SOLOPOS.COM - Koordinator perpustkaan Permata,Lazuardi sedang memilih buku diruang perpustakaan, Sabtu (7/7/2012) lalu. Merekalah yang mengurus perpustakan ini beberapa tahun terakhir. (FOTO: Adib Muttaqin Asfar/JIBI/SOLOPOS)

Koordinator Perpustkaan Permata, Lazuardi sedang memilih buku diruang perpustakaan, Sabtu (7/7/2012) lalu. Merekalah yang mengurus perpustakan ini beberapa tahun terakhir. (FOTO: Adib Muttaqin Asfar/JIBI/SOLOPOS)

Ada kesibukan di Wisma Mahasiswa Surakarta, Ketelan, Banjarsari, Sabtu (7/7) pagi. Di ruang perpustakaan yang terletak di sebuah gedung berlantai dua, sejumlah mahasiswa sedang menata ulang rak-rak buku.

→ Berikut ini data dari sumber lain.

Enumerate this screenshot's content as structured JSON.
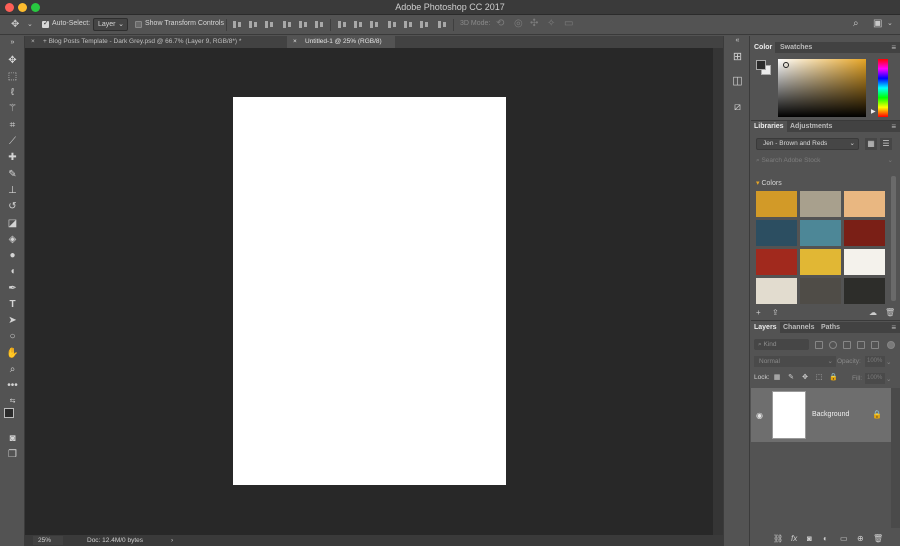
{
  "app": {
    "title": "Adobe Photoshop CC 2017",
    "brand_colors": {
      "close": "#fc5f57",
      "minimize": "#fdbc2e",
      "maximize": "#28c840"
    }
  },
  "options_bar": {
    "auto_select_label": "Auto-Select:",
    "auto_select_checked": true,
    "auto_select_value": "Layer",
    "transform_label": "Show Transform Controls",
    "transform_checked": false,
    "mode_3d_label": "3D Mode:"
  },
  "document_tabs": [
    {
      "label": "+ Blog Posts Template - Dark Grey.psd @ 66.7% (Layer 9, RGB/8*) *",
      "active": false
    },
    {
      "label": "Untitled-1 @ 25% (RGB/8)",
      "active": true
    }
  ],
  "status_bar": {
    "zoom": "25%",
    "doc_info": "Doc: 12.4M/0 bytes"
  },
  "tools": [
    "move-icon",
    "marquee-icon",
    "lasso-icon",
    "magic-wand-icon",
    "crop-icon",
    "eyedropper-icon",
    "healing-icon",
    "brush-icon",
    "stamp-icon",
    "history-brush-icon",
    "eraser-icon",
    "paint-bucket-icon",
    "blur-icon",
    "dodge-icon",
    "pen-icon",
    "type-icon",
    "path-select-icon",
    "shape-icon",
    "hand-icon",
    "zoom-icon",
    "more-tools-icon"
  ],
  "color_panel": {
    "tabs": [
      "Color",
      "Swatches"
    ],
    "active_tab": "Color",
    "foreground": "#2b2b2b",
    "background": "#ececec",
    "hue_base": "#e6a526"
  },
  "libraries_panel": {
    "tabs": [
      "Libraries",
      "Adjustments"
    ],
    "active_tab": "Libraries",
    "library_name": "Jen - Brown and Reds",
    "search_placeholder": "Search Adobe Stock",
    "section_label": "Colors",
    "swatches": [
      "#d29a28",
      "#a8a08d",
      "#e9b781",
      "#2c4e61",
      "#4d8797",
      "#7a1f16",
      "#a1291d",
      "#e1b734",
      "#f4f2ec",
      "#e2dccf",
      "#4f4c47",
      "#2d2d2a"
    ]
  },
  "layers_panel": {
    "tabs": [
      "Layers",
      "Channels",
      "Paths"
    ],
    "active_tab": "Layers",
    "kind_label": "Kind",
    "blend_mode": "Normal",
    "opacity_label": "Opacity:",
    "opacity_value": "100%",
    "lock_label": "Lock:",
    "fill_label": "Fill:",
    "fill_value": "100%",
    "layers": [
      {
        "name": "Background",
        "visible": true,
        "locked": true
      }
    ]
  }
}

Ini adalah persiapan kecil sebelum perpustakaan bernama Permata itu dibuka kembali untuk umum bulan depan.

Promosi Direktur BRI Tinjau Operasional Layanan Libur Lebaran, Ini Hasilnya

“Buku-buku di sini banyak yang enggak ada atau jarang ditemukan di perpustakaan lain. Sayangnya di sini belum ada pengelola khusus,” kata Lazuardi alias Dio, mahasiswa Akademi Teknik Mesin Indonesia (ATMI) yang juga menjadi Koordinator Perpustakaan Permata, Sabtu pekan lalu.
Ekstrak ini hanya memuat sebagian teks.